The union has mounted three previous one-day strikes this year, but Wednesday’s was the largest. It involved about 25,000 BCGEU members and about 2,000 from two other government unions.
The BCGEU said it was a ramped-up attempt to get the provincial government back to the bargaining table after the province, on July 3, rescinded its wage increase offer of 3.5 per cent over two years.
Union president Darryl Walker saw reason for optimism after acting finance minister Shirley Bond said on a radio show Wednesday that she would like to resume negotiating.
“There’s probably a collective agreement just around the corner,” Walker said. The union plans to contact the province today.
Bond maintained on CKNW that it was the union that walked away from the table.
She called 3.5 per cent over two years a fair offer.
The government rescinded its offer after some union members walked off the job.
Bond said she hopes the strike has kickstarted the union’s desire to resume negotiations. “We’re willing to talk.”
“Let’s have this discussion and let’s try to find a way to give your members a reasonable and modest wage increase,” said Bond. Most B.C. residents would not find $1,700 over two years on an average wage of $48,000 “an insignificant amount.”
Standing with some of 700 striking workers outside Ministry of Health offices at Blanshard Street and Pandora Avenue, union chief negotiator David Vipond said: “We cannot settle if they don’t make an offer.”
Members want 3.5 per cent for the first year and a cost of living increase of about two per cent for the second. The increase, costing $66 million annually, could be more than covered if the government would approve Sunday opening of all provincial liquor stores, longer hours on weekdays and a few more stores, union leaders say.
Vipond called the stalemate a part of “peekaboo bargaining,” saying the province took its offer off the table three times when the union didn’t bite within a week.

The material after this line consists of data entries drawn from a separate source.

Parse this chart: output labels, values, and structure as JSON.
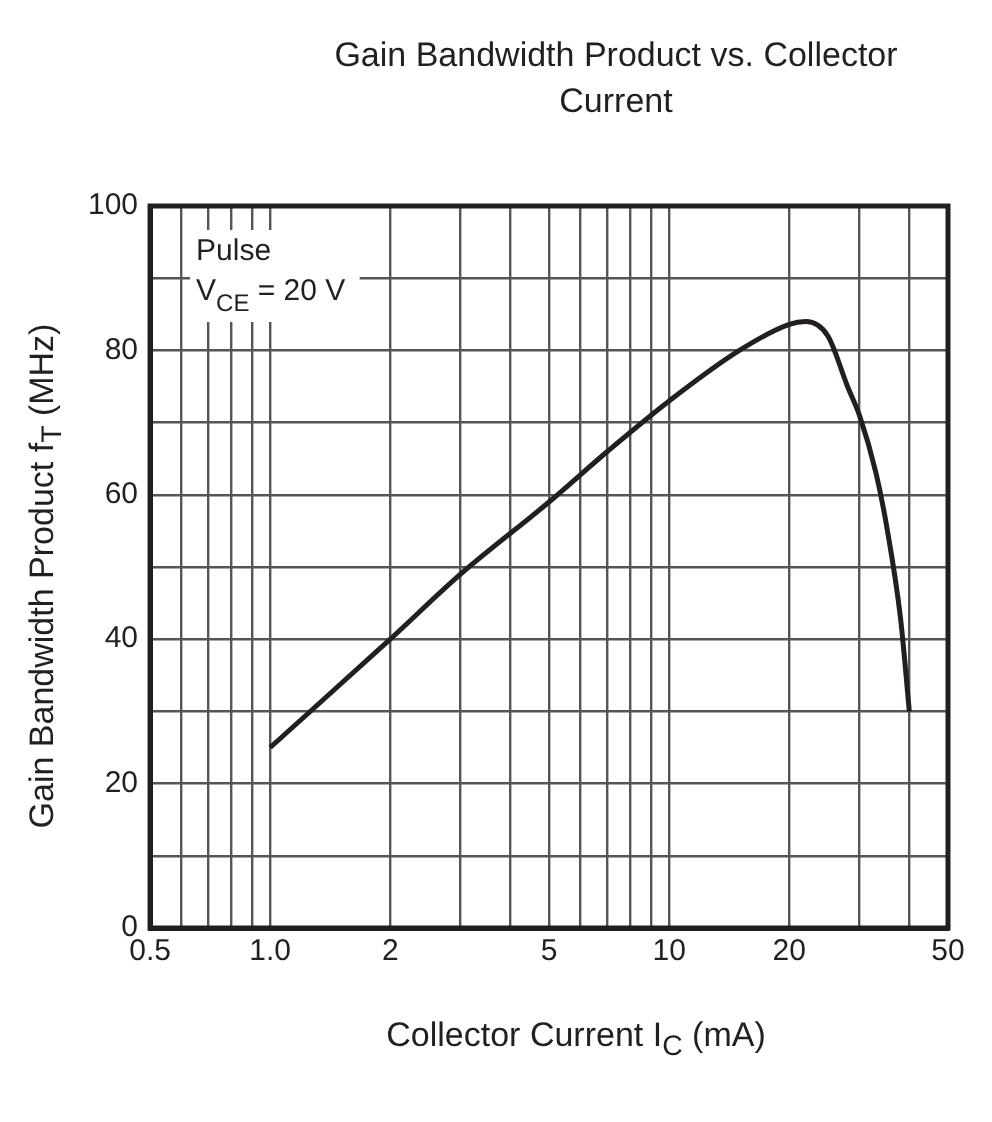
{
  "chart_data": {
    "type": "line",
    "title": "Gain Bandwidth Product vs. Collector Current",
    "xlabel": "Collector Current  I$_{C}$  (mA)",
    "ylabel": "Gain Bandwidth Product  f$_{T}$  (MHz)",
    "annotations": [
      "Pulse",
      "V$_{CE}$ = 20 V"
    ],
    "log": "x",
    "grid": true,
    "line_style": "solid",
    "xlim": [
      0.5,
      50
    ],
    "ylim": [
      0,
      100
    ],
    "xticks": [
      0.5,
      {
        "value": 0.6,
        "label": null
      },
      {
        "value": 0.7,
        "label": null
      },
      {
        "value": 0.8,
        "label": null
      },
      {
        "value": 0.9,
        "label": null
      },
      {
        "value": 1,
        "label": "1.0"
      },
      2,
      {
        "value": 3,
        "label": null
      },
      {
        "value": 4,
        "label": null
      },
      5,
      {
        "value": 6,
        "label": null
      },
      {
        "value": 7,
        "label": null
      },
      {
        "value": 8,
        "label": null
      },
      {
        "value": 9,
        "label": null
      },
      10,
      20,
      {
        "value": 30,
        "label": null
      },
      {
        "value": 40,
        "label": null
      },
      50
    ],
    "yticks": [
      0,
      {
        "value": 10,
        "label": null
      },
      20,
      {
        "value": 30,
        "label": null
      },
      40,
      {
        "value": 50,
        "label": null
      },
      60,
      {
        "value": 70,
        "label": null
      },
      80,
      {
        "value": 90,
        "label": null
      },
      100
    ],
    "series": [
      {
        "color": "#231f20",
        "x": [
          1,
          2,
          3,
          5,
          7,
          10,
          15,
          20,
          22,
          25,
          28,
          30,
          33,
          35,
          38,
          40
        ],
        "values": [
          25,
          40,
          49,
          59,
          66,
          73,
          80,
          83.6,
          84,
          82,
          75,
          71,
          63,
          56,
          43,
          30
        ]
      }
    ]
  }
}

Wage rates range from about $16 hourly for a labourer up to $75,000 annually for the highest paid BCGEU members such as senior economists. Most of the staff at the Health Ministry earn between $30,000 and $40,000 per year, said union zone captain Ron Jetko.
The union’s last raise was two per cent in April 2009, followed by a two-year wage freeze, which Vipond said the province wanted to extend for another three months. “Since the contract expired on April 1, 2010, we’ve lost about 5.5 per cent of our income to inflation.”
The closing of government liquor stores was the most publicly visible part of the walkout.
B.C. Mail workers, who deliver internal government mail, were also on strike, but issuing of social assistance payments was not affected.
In talking to union members at 50 or 60 sites, Walker said heard of no problems.
About a third of the union’s membership was at work because of health, safety and public welfare concerns.
ICBC insurance and licensing offices were open because of a B.C. Labour Board ruling.
“Our dispute is not with the people of B.C. — it’s a pay claim with the government,” Vipond said.
About 25,000 BCGEU members were on strike, joined by about 2,000 from the Professional Employees Association and the Canadian Office and Professional Employees Union.
If the province doesn’t come back to the table, the union will have to consider “more enduring” means, Vipond said, without providing specifics.